И почти незаметное, медленное продвиженье,
Передвиженье медленное, на семь слогов,
На семь музыкальных знаков передвиженье,
На семь изначальных звуков, на семь шагов…
И дорога в горы, где каждый виток дороги
Чуть выше, чем предыдущий ее виток,
И виток дороги — еще не итог дороги,
Но виток дороги важней, чем ее итог.
Знаю я только одного еще поэта, способного на такое — Леонида Мартынова…
Эти стихи могут быть и о дороге, и о творчестве, и о любви — тема совершенно неважна, канва тут — дело читателя: вложи сам, какую почувствуешь.
А этот ритм, плывущий и вместе с тем спотыкающийся — в гору — поведет нас.
Он и есть главное «содержание» стихотворения.
В том то и дело, что этот ритм — не «форма». Он неслучаен.
И в другом стихотворении Левитанский сам нам говорит, что надо только быть внимательнее и вчитаться, чтобы ничего случайно «не пролистнуть нетерпеливою рукою»
…
Но мне и вас немного жаль, мне жаль и вас,
За то, что суетно так жили, так спешили,
Что и не знаете, чего себя лишили,
И не узнаете, и в этом вся печаль…
И в последних уже строках:
Мне тем и горек мой сегодняшний удел,
Покуда мнил себя судьей, в пророки метил,
Каких сокровищ под ногами не заметил,
Каких созвездий в небесах не разглядел…
Поэзия для Левитанского — противовес спешке века. Тут Левитанский перекликается с Андреем Вознесенским, поэтом следующего поколения, позднее писавшим в поэме "Оза":
Некогда, некогда, некогда,
В офисы — как в вагонетки,
Быть человеком — некогда…
Но Вознесенский сам мечется и мчится внутри этого потока летящих минут, а Левитанский — словно бы стоит среди стремнины, упираясь, чтоб течением не снесло. Твердо стоит. Надо оглянуться, надо вдуматься — вот единственное противоядие торопливости ХХ века.

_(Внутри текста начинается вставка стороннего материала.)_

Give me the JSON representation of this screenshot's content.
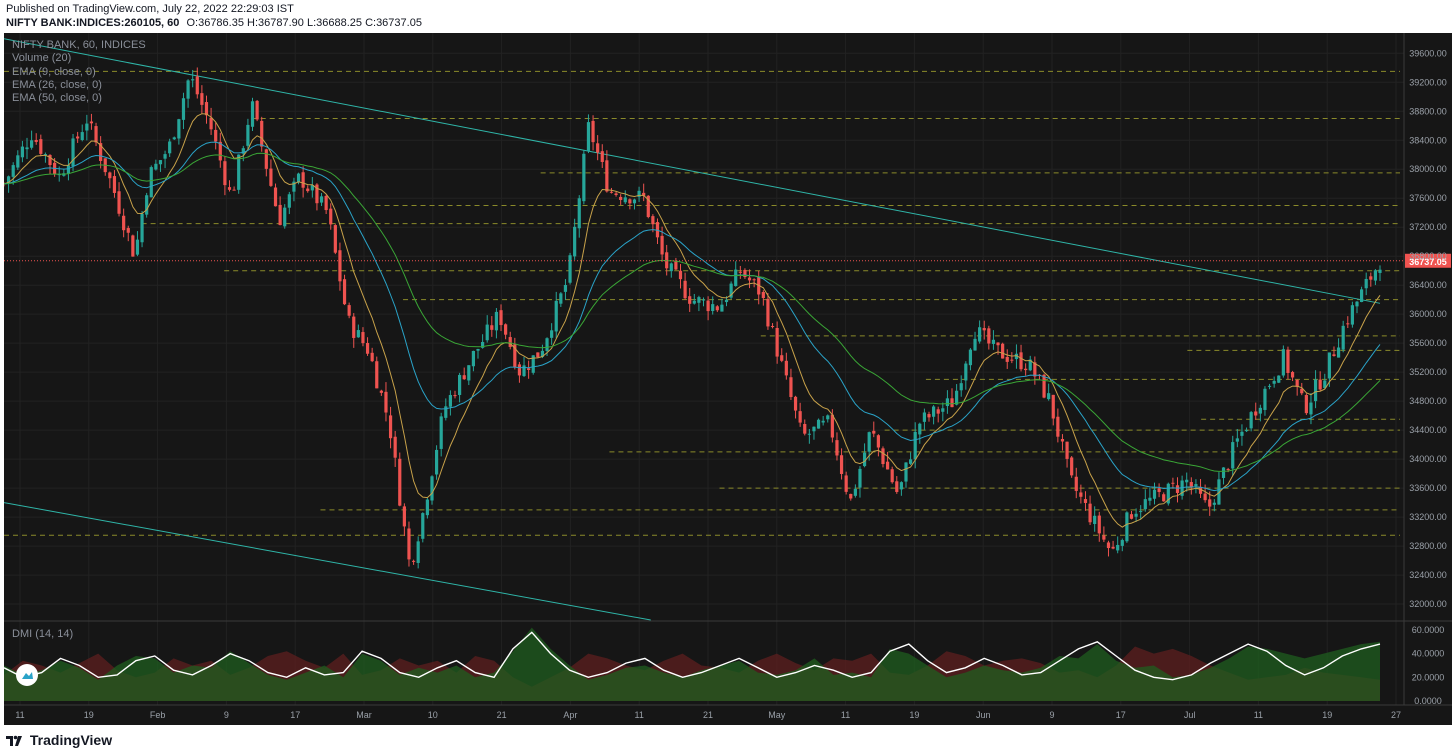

Безумного века, безумного мира, где всё тонет и тонет «Титаник», совсем недавно бывший символом сверхцивилизации:
Тонет Титаник, да полно, когда это было, ну что мне? какое мне дело?
Но засыпаю — и снова кошмаром встает предо мною все то же виденье…
Длинная строка будто бы протягивает время, и Титаник становится неприметно символом нынешнего мира: сверхмощный, но беспомощный. Цивилизация, оторвавшаяся от корней.
Вавилонская башня это не только некоммуникабельность. Это как в небоскрёбе, где не построили лестниц в гордой уверенности, что все лифты не могут отказать одновременно
А вот попытка не замедления, а убыстрения: человек поставил на окно зимой ветку в воду. Она зазеленела. И декабрьская зелень пугает своей неуместностью…
Человек торопит природу… Некогда, некогда…
«Не руки скрещивать на груди, а голову подпереть руками».
Только так увидишь, услышишь… Уйдя от суетливой «погони за утерянным временем»
… Эта поза — не рецепт поведения, а факт собственного существования.